Cathet Cardiovasc Diagn. 1990 Apr;19(4):240-1. doi: 10.1002/ccd.1810190404.
A case of severe pulmonary valvar stenosis and infundibular obstruction has been reported. Infundibular obstruction was so severe that no catheter could be advanced into the pulmonary artery. Propranolol, 0.5 mg given intravenously, reduced the obstruction and allowed the balloon dilatation of the pulmonary valve to be carried out without complication. Subsequently oral propranolol helped to remove the infundibular obstruction.

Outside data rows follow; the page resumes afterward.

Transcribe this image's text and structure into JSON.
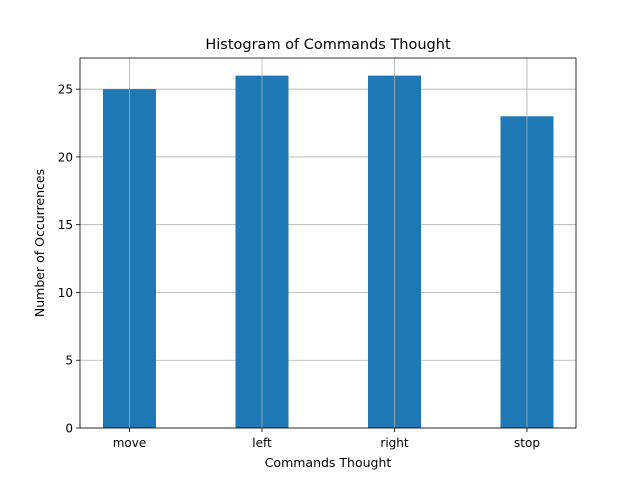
{
  "chart_data": {
    "type": "bar",
    "title": "Histogram of Commands Thought",
    "xlabel": "Commands Thought",
    "ylabel": "Number of Occurrences",
    "categories": [
      "move",
      "left",
      "right",
      "stop"
    ],
    "values": [
      25,
      26,
      26,
      23
    ],
    "ylim": [
      0,
      27.3
    ],
    "yticks": [
      0,
      5,
      10,
      15,
      20,
      25
    ],
    "grid": true,
    "legend": "none",
    "bar_color": "#1f77b4"
  }
}
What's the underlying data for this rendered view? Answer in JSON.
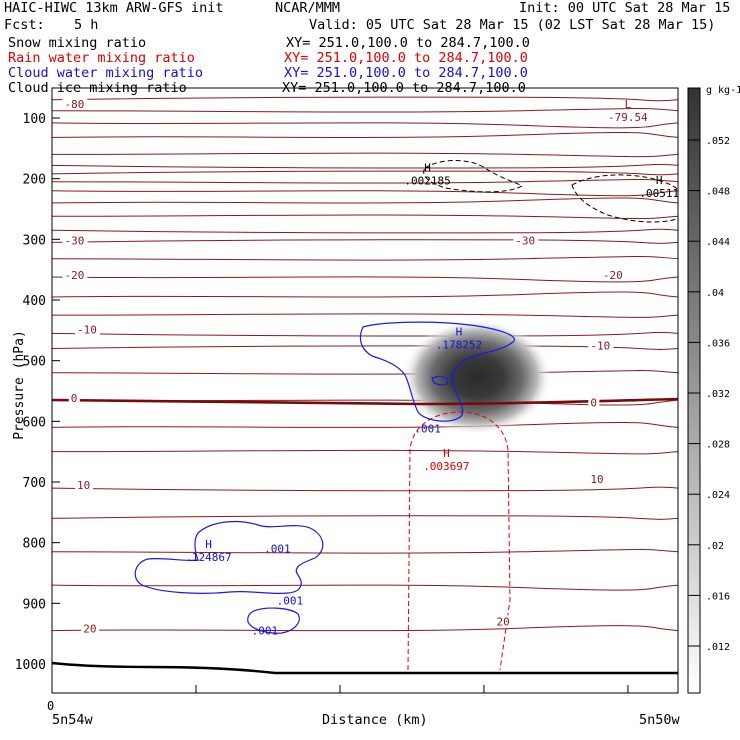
{
  "header": {
    "model": "HAIC-HIWC 13km ARW-GFS init",
    "org": "NCAR/MMM",
    "init": "Init: 00 UTC Sat 28 Mar 15",
    "fcst_label": "Fcst:",
    "fcst_value": "5 h",
    "valid": "Valid: 05 UTC Sat 28 Mar 15 (02 LST Sat 28 Mar 15)"
  },
  "fields": [
    {
      "name": "Snow mixing ratio",
      "xy": "XY= 251.0,100.0 to 284.7,100.0",
      "color": "#000000"
    },
    {
      "name": "Rain water mixing ratio",
      "xy": "XY= 251.0,100.0 to 284.7,100.0",
      "color": "#e00000"
    },
    {
      "name": "Cloud water mixing ratio",
      "xy": "XY= 251.0,100.0 to 284.7,100.0",
      "color": "#1010e0"
    },
    {
      "name": "Cloud ice mixing ratio",
      "xy": "XY= 251.0,100.0 to 284.7,100.0",
      "color": "#000000"
    }
  ],
  "chart_data": {
    "type": "contour-cross-section",
    "ylabel": "Pressure (hPa)",
    "xlabel": "Distance (km)",
    "y_ticks": [
      100,
      200,
      300,
      400,
      500,
      600,
      700,
      800,
      900,
      1000
    ],
    "ylim": [
      1050,
      50
    ],
    "x_start_tick": "0",
    "x_left_label": "5n54w",
    "x_right_label": "5n50w",
    "colorbar": {
      "unit": "g kg-1",
      "ticks": [
        ".052",
        ".048",
        ".044",
        ".04",
        ".036",
        ".032",
        ".028",
        ".024",
        ".02",
        ".016",
        ".012"
      ]
    },
    "temperature_labels": [
      {
        "text": "-80",
        "p": 80,
        "xf": 0.02
      },
      {
        "text": "-30",
        "p": 305,
        "xf": 0.02
      },
      {
        "text": "-30",
        "p": 305,
        "xf": 0.74
      },
      {
        "text": "-20",
        "p": 362,
        "xf": 0.02
      },
      {
        "text": "-20",
        "p": 362,
        "xf": 0.88
      },
      {
        "text": "-10",
        "p": 452,
        "xf": 0.04
      },
      {
        "text": "-10",
        "p": 478,
        "xf": 0.86
      },
      {
        "text": "0",
        "p": 565,
        "xf": 0.03
      },
      {
        "text": "0",
        "p": 572,
        "xf": 0.86
      },
      {
        "text": "10",
        "p": 708,
        "xf": 0.04
      },
      {
        "text": "10",
        "p": 698,
        "xf": 0.86
      },
      {
        "text": "20",
        "p": 945,
        "xf": 0.05
      },
      {
        "text": "20",
        "p": 933,
        "xf": 0.71
      }
    ],
    "isotherm_pressures": [
      70,
      88,
      108,
      132,
      160,
      178,
      192,
      205,
      220,
      240,
      262,
      285,
      305,
      332,
      362,
      395,
      425,
      455,
      480,
      520,
      565,
      610,
      650,
      710,
      760,
      815,
      870,
      945
    ],
    "extrema": [
      {
        "type": "L",
        "value": "-79.54",
        "p": 95,
        "xf": 0.92,
        "color": "#8b1a1a"
      },
      {
        "type": "H",
        "value": ".002185",
        "p": 200,
        "xf": 0.6,
        "color": "#000000"
      },
      {
        "type": "H",
        "value": ".00511",
        "p": 220,
        "xf": 0.97,
        "color": "#000000"
      },
      {
        "type": "H",
        "value": ".178252",
        "p": 470,
        "xf": 0.65,
        "color": "#1010e0"
      },
      {
        "type": "H",
        "value": ".003697",
        "p": 670,
        "xf": 0.63,
        "color": "#e00000"
      },
      {
        "type": "H",
        "value": ".124867",
        "p": 820,
        "xf": 0.25,
        "color": "#1010e0"
      }
    ],
    "cloud_water_labels": [
      {
        "text": ".001",
        "p": 612,
        "xf": 0.6
      },
      {
        "text": ".001",
        "p": 810,
        "xf": 0.36
      },
      {
        "text": ".001",
        "p": 895,
        "xf": 0.38
      },
      {
        "text": ".001",
        "p": 945,
        "xf": 0.34
      }
    ],
    "snow_max": {
      "value": 0.052,
      "p": 530,
      "xf": 0.7
    }
  }
}
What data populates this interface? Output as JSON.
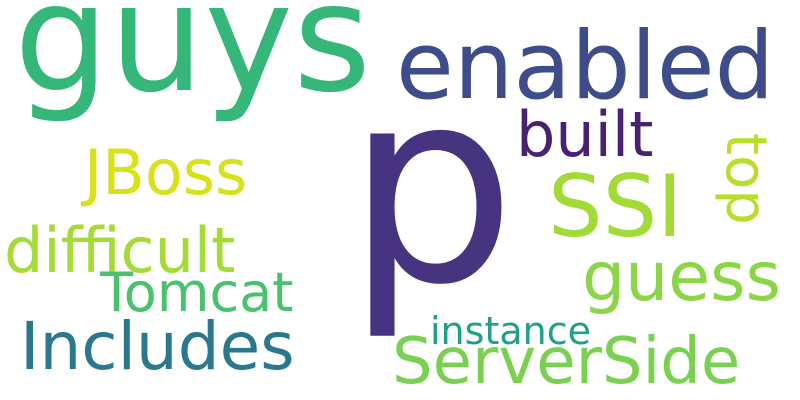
{
  "words": {
    "guys": {
      "text": "guys",
      "color": "#35b779"
    },
    "enabled": {
      "text": "enabled",
      "color": "#3e4c8a"
    },
    "p": {
      "text": "p",
      "color": "#463480"
    },
    "built": {
      "text": "built",
      "color": "#482173"
    },
    "jboss": {
      "text": "JBoss",
      "color": "#d8e219"
    },
    "ssi": {
      "text": "SSI",
      "color": "#a2da37"
    },
    "top": {
      "text": "top",
      "color": "#b8de29"
    },
    "difficult": {
      "text": "difficult",
      "color": "#a5db36"
    },
    "guess": {
      "text": "guess",
      "color": "#8bd646"
    },
    "tomcat": {
      "text": "Tomcat",
      "color": "#4ac16d"
    },
    "includes": {
      "text": "Includes",
      "color": "#2a788e"
    },
    "instance": {
      "text": "instance",
      "color": "#1fa187"
    },
    "serverside": {
      "text": "ServerSide",
      "color": "#7ad151"
    }
  }
}
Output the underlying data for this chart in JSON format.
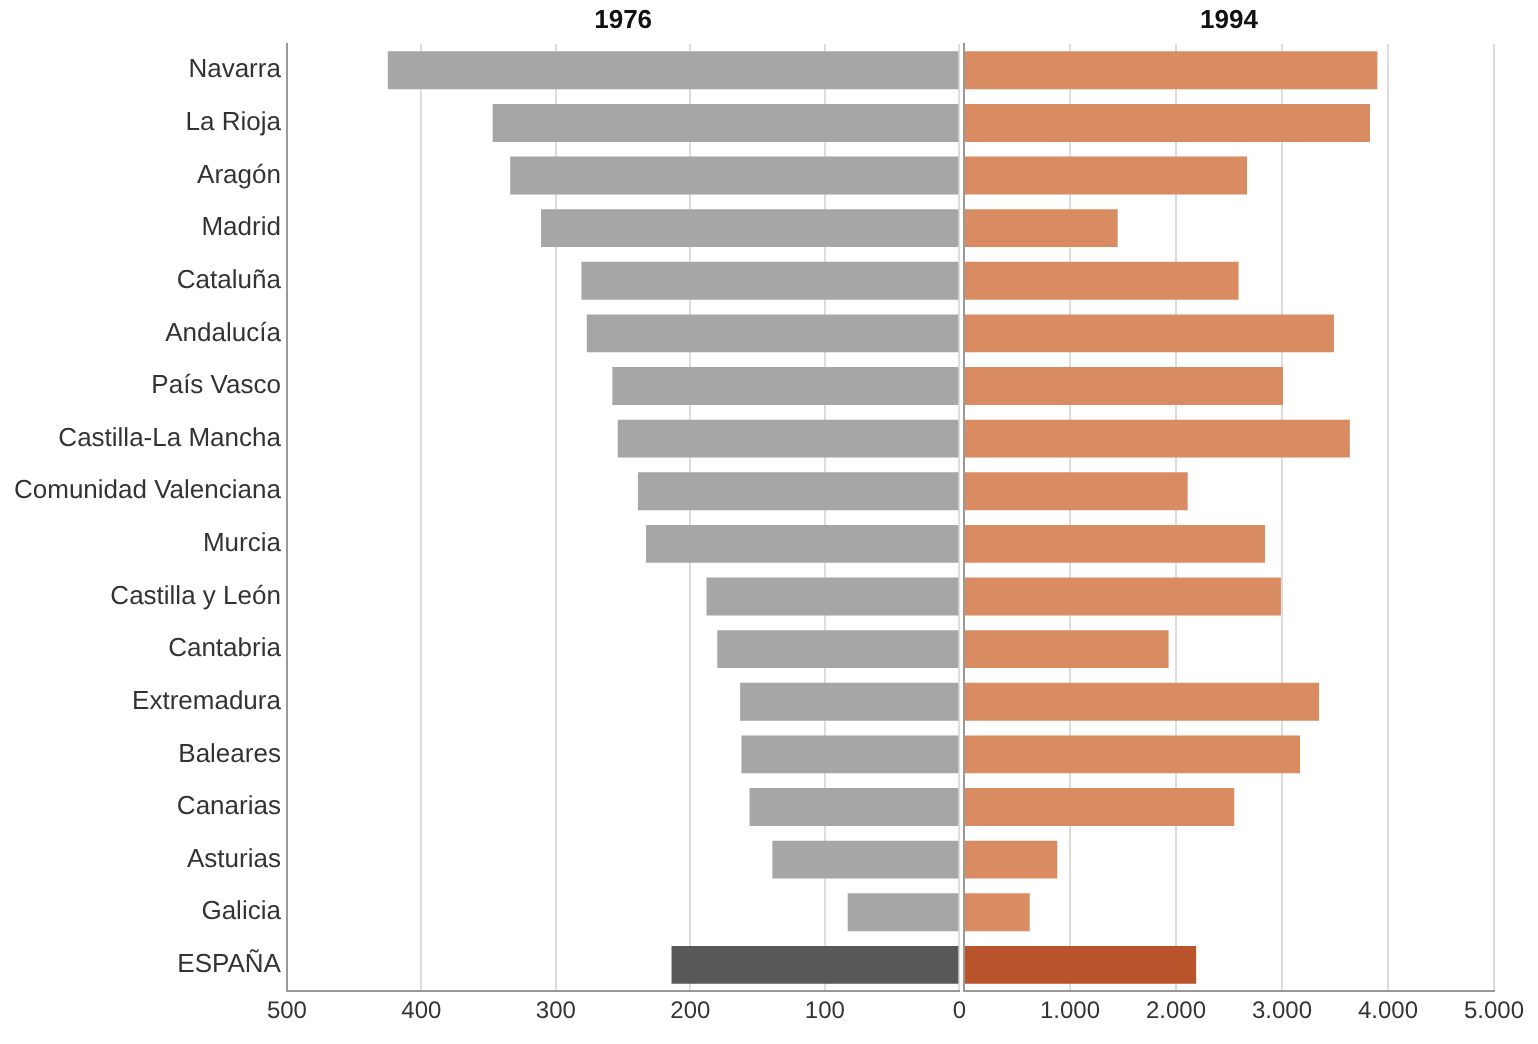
{
  "chart_data": [
    {
      "type": "bar",
      "orientation": "horizontal",
      "title": "1976",
      "categories": [
        "Navarra",
        "La Rioja",
        "Aragón",
        "Madrid",
        "Cataluña",
        "Andalucía",
        "País Vasco",
        "Castilla-La Mancha",
        "Comunidad Valenciana",
        "Murcia",
        "Castilla y León",
        "Cantabria",
        "Extremadura",
        "Baleares",
        "Canarias",
        "Asturias",
        "Galicia",
        "ESPAÑA"
      ],
      "values": [
        425,
        347,
        334,
        311,
        281,
        277,
        258,
        254,
        239,
        233,
        188,
        180,
        163,
        162,
        156,
        139,
        83,
        214
      ],
      "colors": [
        "#a6a6a6",
        "#a6a6a6",
        "#a6a6a6",
        "#a6a6a6",
        "#a6a6a6",
        "#a6a6a6",
        "#a6a6a6",
        "#a6a6a6",
        "#a6a6a6",
        "#a6a6a6",
        "#a6a6a6",
        "#a6a6a6",
        "#a6a6a6",
        "#a6a6a6",
        "#a6a6a6",
        "#a6a6a6",
        "#a6a6a6",
        "#585858"
      ],
      "xlim": [
        500,
        0
      ],
      "xticks": [
        500,
        400,
        300,
        200,
        100,
        0
      ],
      "grid": "x"
    },
    {
      "type": "bar",
      "orientation": "horizontal",
      "title": "1994",
      "categories": [
        null,
        null,
        null,
        null,
        null,
        null,
        null,
        null,
        null,
        null,
        null,
        null,
        null,
        null,
        null,
        null,
        null,
        null
      ],
      "values": [
        3900,
        3830,
        2670,
        1450,
        2590,
        3490,
        3010,
        3640,
        2110,
        2840,
        2990,
        1930,
        3350,
        3170,
        2550,
        880,
        620,
        2190
      ],
      "colors": [
        "#d98c62",
        "#d98c62",
        "#d98c62",
        "#d98c62",
        "#d98c62",
        "#d98c62",
        "#d98c62",
        "#d98c62",
        "#d98c62",
        "#d98c62",
        "#d98c62",
        "#d98c62",
        "#d98c62",
        "#d98c62",
        "#d98c62",
        "#d98c62",
        "#d98c62",
        "#b9532c"
      ],
      "xlim": [
        0,
        5000
      ],
      "xticks": [
        {
          "value": 0,
          "label": null
        },
        {
          "value": 1000,
          "label": "1.000"
        },
        {
          "value": 2000,
          "label": "2.000"
        },
        {
          "value": 3000,
          "label": "3.000"
        },
        {
          "value": 4000,
          "label": "4.000"
        },
        {
          "value": 5000,
          "label": "5.000"
        }
      ],
      "grid": "x",
      "tick_labels": "x"
    }
  ]
}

We strongly recommend the use of propranolol when infundibular obstruction is present prior or after the balloon pulmonary valvuloplasty.
已报告一例严重肺动脉瓣狭窄合并漏斗部梗阻的病例。漏斗部梗阻非常严重,以至于无法将导管推进到肺动脉。静脉注射0.5毫克普萘洛尔可减轻梗阻,并使肺动脉瓣球囊扩张得以顺利进行且无并发症发生。随后口服普萘洛尔有助于消除漏斗部梗阻。我们强烈建议,在球囊肺动脉瓣成形术前或术后出现漏斗部梗阻时使用普萘洛尔。